Yes, but not in a great way. I basically had to keep reducing the complexity (and accuracy) of the schema until it worked. Simple types like z.string() over an enum for instance, seemed to cause less inference. In addition, I reversed how I was building the schemas. Instead of merging in sub-schemas, I hard-coded the main schema and then picked from there to create the sub-schemas. This seems to reduce inference a bit as well.

Zod docs mention hard coding the schema type via generics, which I attempted. But that didn't seem to help.

I can try your suggested approach here, but it might be a little while before I get around to it unfortunately

JakeFenley commented 1 year ago

Yeah tbh i had a hard time getting the thing i actually suggested to work because i was curious about it and tried it, so maybe dont bother with that heh. Maybe it is soemthing to do with the enum types then because I had tried to replicate your problem with large schemas but only with regular primitive types nested in an object, which did give a lot of latency in type inference once the schema became absurdly large but it didnt necessarily break. maybe it is something to raise on the zod github?

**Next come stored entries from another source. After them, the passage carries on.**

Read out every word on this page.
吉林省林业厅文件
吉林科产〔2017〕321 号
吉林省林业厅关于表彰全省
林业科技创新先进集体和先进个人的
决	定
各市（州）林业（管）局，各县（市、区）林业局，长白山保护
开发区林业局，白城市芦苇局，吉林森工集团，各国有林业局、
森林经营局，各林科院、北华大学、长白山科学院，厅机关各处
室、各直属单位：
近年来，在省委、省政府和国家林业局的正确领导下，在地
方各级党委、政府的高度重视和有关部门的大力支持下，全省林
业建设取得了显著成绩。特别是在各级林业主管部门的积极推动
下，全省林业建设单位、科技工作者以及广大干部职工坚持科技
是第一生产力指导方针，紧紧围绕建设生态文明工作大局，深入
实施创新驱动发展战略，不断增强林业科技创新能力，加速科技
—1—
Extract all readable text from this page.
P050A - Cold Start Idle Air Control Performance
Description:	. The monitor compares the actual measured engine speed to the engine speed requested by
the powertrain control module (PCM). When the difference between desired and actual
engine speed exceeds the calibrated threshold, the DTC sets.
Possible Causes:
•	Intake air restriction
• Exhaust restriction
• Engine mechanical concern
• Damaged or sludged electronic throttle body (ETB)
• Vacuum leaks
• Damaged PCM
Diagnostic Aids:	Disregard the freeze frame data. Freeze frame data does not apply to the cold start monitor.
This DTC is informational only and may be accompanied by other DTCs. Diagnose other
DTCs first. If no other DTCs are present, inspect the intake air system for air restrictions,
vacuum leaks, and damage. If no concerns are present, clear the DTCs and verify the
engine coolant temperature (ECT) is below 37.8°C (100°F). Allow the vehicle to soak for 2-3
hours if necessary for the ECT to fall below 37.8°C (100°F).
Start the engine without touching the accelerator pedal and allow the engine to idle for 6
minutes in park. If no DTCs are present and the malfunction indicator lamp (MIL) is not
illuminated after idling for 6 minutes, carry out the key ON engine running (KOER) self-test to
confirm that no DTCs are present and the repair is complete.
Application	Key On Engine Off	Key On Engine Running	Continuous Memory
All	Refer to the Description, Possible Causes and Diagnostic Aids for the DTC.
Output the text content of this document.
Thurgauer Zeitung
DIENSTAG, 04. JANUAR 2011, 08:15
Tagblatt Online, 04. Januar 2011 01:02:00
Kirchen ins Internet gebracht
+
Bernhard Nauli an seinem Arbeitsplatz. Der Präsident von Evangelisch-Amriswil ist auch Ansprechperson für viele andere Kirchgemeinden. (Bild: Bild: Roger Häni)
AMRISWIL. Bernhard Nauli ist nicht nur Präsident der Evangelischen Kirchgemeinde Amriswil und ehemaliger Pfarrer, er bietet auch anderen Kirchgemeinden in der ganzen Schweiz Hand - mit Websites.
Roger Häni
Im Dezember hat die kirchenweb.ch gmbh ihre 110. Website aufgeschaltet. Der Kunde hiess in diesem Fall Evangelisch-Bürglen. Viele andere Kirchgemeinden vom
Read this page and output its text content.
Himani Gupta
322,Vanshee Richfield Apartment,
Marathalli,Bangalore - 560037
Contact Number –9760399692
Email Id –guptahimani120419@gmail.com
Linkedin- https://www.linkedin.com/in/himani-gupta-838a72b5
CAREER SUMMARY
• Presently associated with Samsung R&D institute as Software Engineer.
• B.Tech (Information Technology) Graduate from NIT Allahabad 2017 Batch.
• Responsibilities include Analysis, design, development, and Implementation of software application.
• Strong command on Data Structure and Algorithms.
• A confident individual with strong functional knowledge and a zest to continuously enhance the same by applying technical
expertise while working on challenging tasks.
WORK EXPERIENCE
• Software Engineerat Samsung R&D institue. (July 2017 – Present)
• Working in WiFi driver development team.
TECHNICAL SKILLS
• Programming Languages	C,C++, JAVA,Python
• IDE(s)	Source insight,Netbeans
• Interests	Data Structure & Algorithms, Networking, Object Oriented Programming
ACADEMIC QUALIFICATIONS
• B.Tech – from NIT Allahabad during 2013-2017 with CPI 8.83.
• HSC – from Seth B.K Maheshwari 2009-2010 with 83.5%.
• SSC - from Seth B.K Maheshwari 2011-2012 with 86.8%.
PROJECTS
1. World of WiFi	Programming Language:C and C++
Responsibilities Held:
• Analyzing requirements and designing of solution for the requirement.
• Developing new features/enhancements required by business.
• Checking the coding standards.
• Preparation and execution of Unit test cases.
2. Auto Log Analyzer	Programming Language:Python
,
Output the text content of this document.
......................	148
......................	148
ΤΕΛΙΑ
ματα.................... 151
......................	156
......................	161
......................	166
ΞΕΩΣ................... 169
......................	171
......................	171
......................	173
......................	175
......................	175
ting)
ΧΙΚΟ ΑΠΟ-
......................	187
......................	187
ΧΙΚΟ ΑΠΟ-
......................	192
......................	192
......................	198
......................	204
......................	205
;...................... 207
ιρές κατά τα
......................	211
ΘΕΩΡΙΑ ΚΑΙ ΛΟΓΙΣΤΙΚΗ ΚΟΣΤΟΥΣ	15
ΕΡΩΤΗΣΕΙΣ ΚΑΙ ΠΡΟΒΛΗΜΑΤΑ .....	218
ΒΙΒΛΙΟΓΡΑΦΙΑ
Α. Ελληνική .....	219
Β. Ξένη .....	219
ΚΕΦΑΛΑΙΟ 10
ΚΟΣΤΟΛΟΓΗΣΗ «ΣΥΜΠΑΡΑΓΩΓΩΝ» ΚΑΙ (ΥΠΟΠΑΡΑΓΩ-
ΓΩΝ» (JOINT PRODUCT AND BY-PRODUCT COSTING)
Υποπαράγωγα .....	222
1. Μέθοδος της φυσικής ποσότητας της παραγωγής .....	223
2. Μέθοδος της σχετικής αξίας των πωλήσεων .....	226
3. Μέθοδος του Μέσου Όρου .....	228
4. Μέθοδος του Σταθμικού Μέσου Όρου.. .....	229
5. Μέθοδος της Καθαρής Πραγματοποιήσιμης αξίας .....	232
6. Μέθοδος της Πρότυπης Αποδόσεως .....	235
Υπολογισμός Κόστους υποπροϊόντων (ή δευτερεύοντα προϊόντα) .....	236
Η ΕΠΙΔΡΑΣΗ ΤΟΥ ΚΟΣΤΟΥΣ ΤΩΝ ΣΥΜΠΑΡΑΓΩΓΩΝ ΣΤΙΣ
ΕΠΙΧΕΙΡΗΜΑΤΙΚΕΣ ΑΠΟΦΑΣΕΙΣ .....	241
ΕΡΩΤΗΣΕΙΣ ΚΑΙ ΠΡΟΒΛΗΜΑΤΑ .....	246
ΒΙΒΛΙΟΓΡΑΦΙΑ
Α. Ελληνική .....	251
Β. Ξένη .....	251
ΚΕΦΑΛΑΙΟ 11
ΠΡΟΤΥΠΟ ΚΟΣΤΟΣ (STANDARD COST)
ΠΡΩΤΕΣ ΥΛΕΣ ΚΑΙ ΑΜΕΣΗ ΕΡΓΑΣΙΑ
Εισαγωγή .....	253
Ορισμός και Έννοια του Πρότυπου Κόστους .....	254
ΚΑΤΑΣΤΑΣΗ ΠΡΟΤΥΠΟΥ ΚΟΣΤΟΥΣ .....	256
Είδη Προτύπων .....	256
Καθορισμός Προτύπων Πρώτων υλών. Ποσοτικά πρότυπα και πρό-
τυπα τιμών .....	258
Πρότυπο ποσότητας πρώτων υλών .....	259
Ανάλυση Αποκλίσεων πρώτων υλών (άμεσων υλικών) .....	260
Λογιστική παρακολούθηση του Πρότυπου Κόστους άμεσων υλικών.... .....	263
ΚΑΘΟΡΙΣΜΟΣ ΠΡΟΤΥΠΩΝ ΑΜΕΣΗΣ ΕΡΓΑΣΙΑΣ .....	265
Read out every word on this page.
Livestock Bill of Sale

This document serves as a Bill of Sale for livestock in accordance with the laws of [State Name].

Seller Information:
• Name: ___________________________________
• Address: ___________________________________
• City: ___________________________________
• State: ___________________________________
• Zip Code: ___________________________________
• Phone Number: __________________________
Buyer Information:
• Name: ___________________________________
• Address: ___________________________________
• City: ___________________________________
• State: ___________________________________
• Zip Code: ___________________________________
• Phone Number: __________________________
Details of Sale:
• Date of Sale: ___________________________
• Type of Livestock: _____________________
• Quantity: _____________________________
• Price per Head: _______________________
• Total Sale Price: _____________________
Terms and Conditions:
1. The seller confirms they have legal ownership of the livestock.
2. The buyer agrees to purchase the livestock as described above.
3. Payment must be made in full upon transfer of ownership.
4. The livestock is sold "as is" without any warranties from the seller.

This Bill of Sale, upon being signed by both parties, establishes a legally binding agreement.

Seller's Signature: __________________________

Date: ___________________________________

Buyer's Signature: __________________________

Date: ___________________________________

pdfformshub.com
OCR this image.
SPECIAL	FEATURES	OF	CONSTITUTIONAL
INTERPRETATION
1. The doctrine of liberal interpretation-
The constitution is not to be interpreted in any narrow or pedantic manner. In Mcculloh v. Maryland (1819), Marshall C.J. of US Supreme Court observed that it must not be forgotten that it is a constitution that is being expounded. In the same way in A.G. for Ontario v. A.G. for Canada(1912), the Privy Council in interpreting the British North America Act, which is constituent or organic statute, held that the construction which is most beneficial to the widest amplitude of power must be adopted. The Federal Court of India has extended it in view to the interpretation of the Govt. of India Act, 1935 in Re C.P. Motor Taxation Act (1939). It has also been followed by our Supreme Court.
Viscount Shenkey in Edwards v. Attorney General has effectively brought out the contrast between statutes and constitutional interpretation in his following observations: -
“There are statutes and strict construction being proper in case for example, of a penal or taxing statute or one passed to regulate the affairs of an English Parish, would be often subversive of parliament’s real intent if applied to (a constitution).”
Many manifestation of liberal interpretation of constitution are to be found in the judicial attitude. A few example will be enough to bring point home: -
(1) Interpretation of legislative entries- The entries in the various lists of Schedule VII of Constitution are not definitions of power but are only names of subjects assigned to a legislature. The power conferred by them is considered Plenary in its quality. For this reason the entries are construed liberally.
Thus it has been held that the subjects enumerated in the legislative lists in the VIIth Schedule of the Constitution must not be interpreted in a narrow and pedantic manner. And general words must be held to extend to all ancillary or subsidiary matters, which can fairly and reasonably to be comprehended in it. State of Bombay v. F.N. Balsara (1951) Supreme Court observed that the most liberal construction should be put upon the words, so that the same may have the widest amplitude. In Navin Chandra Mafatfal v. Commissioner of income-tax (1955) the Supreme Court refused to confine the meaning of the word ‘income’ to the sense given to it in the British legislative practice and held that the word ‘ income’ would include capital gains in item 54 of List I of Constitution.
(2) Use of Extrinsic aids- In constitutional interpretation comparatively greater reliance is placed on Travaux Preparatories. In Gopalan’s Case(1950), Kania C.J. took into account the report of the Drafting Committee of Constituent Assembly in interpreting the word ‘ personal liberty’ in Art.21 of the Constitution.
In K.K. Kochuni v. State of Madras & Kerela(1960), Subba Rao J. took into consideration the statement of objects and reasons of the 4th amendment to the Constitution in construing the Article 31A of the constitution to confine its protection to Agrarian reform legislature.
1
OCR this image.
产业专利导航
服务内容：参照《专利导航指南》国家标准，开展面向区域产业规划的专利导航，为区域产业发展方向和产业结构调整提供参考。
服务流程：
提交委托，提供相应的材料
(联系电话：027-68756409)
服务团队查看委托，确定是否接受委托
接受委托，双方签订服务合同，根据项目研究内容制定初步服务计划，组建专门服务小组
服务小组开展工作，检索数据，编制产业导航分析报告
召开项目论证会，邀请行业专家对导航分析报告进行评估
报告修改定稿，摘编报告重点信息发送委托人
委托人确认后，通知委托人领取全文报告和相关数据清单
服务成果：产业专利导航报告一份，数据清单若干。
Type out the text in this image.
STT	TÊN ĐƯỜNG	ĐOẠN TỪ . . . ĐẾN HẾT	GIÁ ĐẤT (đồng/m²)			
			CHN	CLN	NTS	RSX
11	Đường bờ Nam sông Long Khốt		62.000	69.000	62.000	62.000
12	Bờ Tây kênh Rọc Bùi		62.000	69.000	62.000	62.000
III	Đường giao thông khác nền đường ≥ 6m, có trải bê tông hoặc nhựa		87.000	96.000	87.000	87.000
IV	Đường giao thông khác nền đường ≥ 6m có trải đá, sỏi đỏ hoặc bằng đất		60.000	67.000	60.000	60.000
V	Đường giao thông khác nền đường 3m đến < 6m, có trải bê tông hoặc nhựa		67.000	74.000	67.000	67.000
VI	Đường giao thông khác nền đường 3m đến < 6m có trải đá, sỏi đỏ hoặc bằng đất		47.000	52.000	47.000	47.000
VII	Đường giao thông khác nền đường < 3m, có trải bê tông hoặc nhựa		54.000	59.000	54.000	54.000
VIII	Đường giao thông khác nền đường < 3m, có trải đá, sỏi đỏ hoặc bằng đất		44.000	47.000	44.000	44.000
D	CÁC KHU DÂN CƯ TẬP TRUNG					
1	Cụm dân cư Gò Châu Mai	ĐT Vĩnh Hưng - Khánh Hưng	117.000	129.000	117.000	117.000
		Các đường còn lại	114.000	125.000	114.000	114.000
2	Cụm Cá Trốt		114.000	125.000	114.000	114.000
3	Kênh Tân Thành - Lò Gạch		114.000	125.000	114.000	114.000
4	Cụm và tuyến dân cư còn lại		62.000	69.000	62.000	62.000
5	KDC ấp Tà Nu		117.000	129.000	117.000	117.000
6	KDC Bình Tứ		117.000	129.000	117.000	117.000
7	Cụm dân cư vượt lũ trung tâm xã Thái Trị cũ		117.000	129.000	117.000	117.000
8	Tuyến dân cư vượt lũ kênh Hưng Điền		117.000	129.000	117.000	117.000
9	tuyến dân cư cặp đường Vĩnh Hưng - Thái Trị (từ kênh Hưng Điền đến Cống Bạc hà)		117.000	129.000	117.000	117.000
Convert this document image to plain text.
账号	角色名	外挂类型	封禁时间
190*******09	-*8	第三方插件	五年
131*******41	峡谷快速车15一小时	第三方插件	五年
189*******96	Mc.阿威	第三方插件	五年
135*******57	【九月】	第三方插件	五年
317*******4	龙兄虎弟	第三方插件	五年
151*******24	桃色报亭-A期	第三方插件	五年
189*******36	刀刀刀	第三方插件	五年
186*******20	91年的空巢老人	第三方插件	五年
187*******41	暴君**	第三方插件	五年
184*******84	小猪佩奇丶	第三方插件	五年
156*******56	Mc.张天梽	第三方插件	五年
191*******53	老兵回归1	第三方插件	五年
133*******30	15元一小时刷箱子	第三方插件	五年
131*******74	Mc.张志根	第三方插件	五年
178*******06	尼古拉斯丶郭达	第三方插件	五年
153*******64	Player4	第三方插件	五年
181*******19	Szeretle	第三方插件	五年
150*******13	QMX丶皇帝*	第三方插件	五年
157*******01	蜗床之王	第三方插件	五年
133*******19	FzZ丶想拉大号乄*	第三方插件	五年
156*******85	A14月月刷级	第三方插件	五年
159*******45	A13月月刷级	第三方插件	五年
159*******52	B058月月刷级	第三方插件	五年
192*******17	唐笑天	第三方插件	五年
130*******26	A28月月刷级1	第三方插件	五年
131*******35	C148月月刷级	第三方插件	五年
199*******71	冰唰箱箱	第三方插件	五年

its hard from my point of view to correct something like this, because really the library is dependant on a number of things such as how koa and koa-router generics are typed, and how zod's type generics work. in terms of types the library is mostly just a middleware for bridging those gaps. it is frustrating that it isn't scaling for you, and i had always feared this in a large scale application.

I am sorry that this probably isnt very helpful, i'd like to be able to just come up with a fix and create a patch version for this, but i honestly don't know what to do here.